As he took Laura toward the door, another auto pulled up behind his: a flivver even more spavined than his Bucephalus. The woman who got out was as extremely pregnant as Laura. Her husband said, "They can't pick two in the afternoon to do this, eh?"

"Doesn't seem that way," Moss agreed.

Nurses took the two women off to the maternity ward. Moss and the other man stayed behind to cope with the inevitable paperwork. After they'd dotted the last i and crossed the last t, another nurse guided them to the waiting room, which boasted a fine selection of magazines from 1931. Moss sat down on a chair, the other fellow on the leatherette sofa. They both reached for cigarettes, noticed the big, red NO SMOKING! FIRE HAZARD! signs at the same time, and put their packs away with identical sighs.

"Nothing to do but wait," the other man said. He was in his mid-twenties-too young to have fought in the Great War.
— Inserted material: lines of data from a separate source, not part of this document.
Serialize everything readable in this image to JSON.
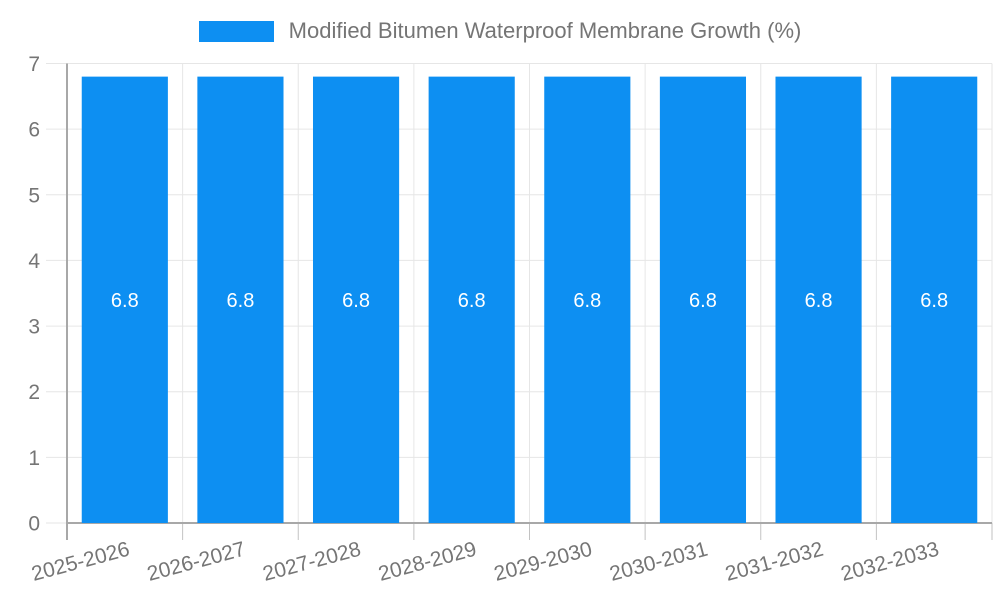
{
  "legend": {
    "label": "Modified Bitumen Waterproof Membrane Growth (%)"
  },
  "colors": {
    "bar": "#0d8ff2",
    "axis_text": "#757575",
    "grid_line": "#e6e6e6",
    "axis_line": "#a8a8a8",
    "tick_line": "#c2c2c2",
    "value_label": "#ffffff",
    "background": "#ffffff"
  },
  "chart_data": {
    "type": "bar",
    "title": "Modified Bitumen Waterproof Membrane Growth (%)",
    "categories": [
      "2025-2026",
      "2026-2027",
      "2027-2028",
      "2028-2029",
      "2029-2030",
      "2030-2031",
      "2031-2032",
      "2032-2033"
    ],
    "values": [
      6.8,
      6.8,
      6.8,
      6.8,
      6.8,
      6.8,
      6.8,
      6.8
    ],
    "value_labels": [
      "6.8",
      "6.8",
      "6.8",
      "6.8",
      "6.8",
      "6.8",
      "6.8",
      "6.8"
    ],
    "xlabel": "",
    "ylabel": "",
    "ylim": [
      0,
      7
    ],
    "yticks": [
      0,
      1,
      2,
      3,
      4,
      5,
      6,
      7
    ],
    "grid": true,
    "legend_position": "top",
    "bar_color": "#0d8ff2",
    "x_tick_rotation_deg": -15
  }
}
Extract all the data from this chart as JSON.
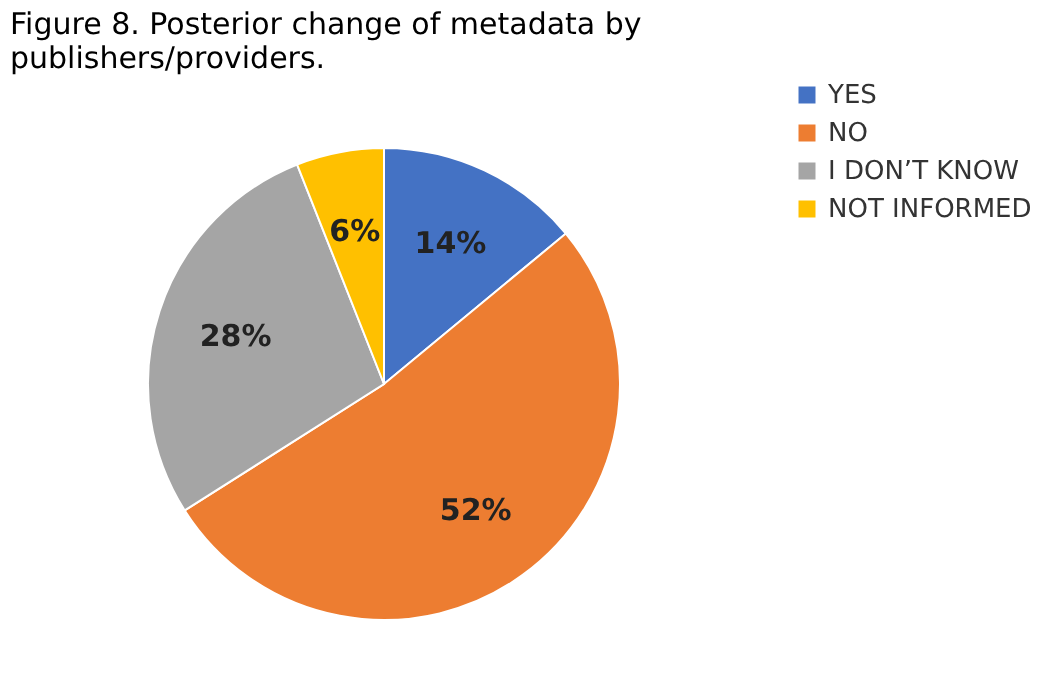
{
  "chart_data": {
    "type": "pie",
    "title": "Figure 8. Posterior change of metadata by publishers/providers.",
    "categories": [
      "YES",
      "NO",
      "I DON’T KNOW",
      "NOT INFORMED"
    ],
    "values": [
      14,
      52,
      28,
      6
    ],
    "colors": [
      "#4472c4",
      "#ed7d31",
      "#a5a5a5",
      "#ffc000"
    ],
    "value_labels": [
      "14%",
      "52%",
      "28%",
      "6%"
    ],
    "legend": "right"
  }
}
More and more men these days were too young to have fought in the war. Moss felt time marching on him-felt it all the more acutely because so many of his contemporaries had gone off to fight but hadn't come home again.

Nodding now, he said, "I wonder how long it'll be."

"You never can tell," his companion said. "Our first one took forever, but the second one came pretty quick."

"This is our first one," Moss said.

"Congratulations," the other man said.

"Thanks." Moss yawned enormously. "I wish they had a coffeepot in here." Then he looked at the NO SMOKING! FIRE HAZARD! signs again. "Well, maybe not, not unless you want cold coffee."

"I wonder why it's a fire hazard," the Canadian said.

"Ether, maybe," Moss answered, remembering what Laura had said just before they got to the hospital. He sniffed. All he smelled was a hospital odor: strong soap, disinfectant, and a faintest hint of something nasty underneath.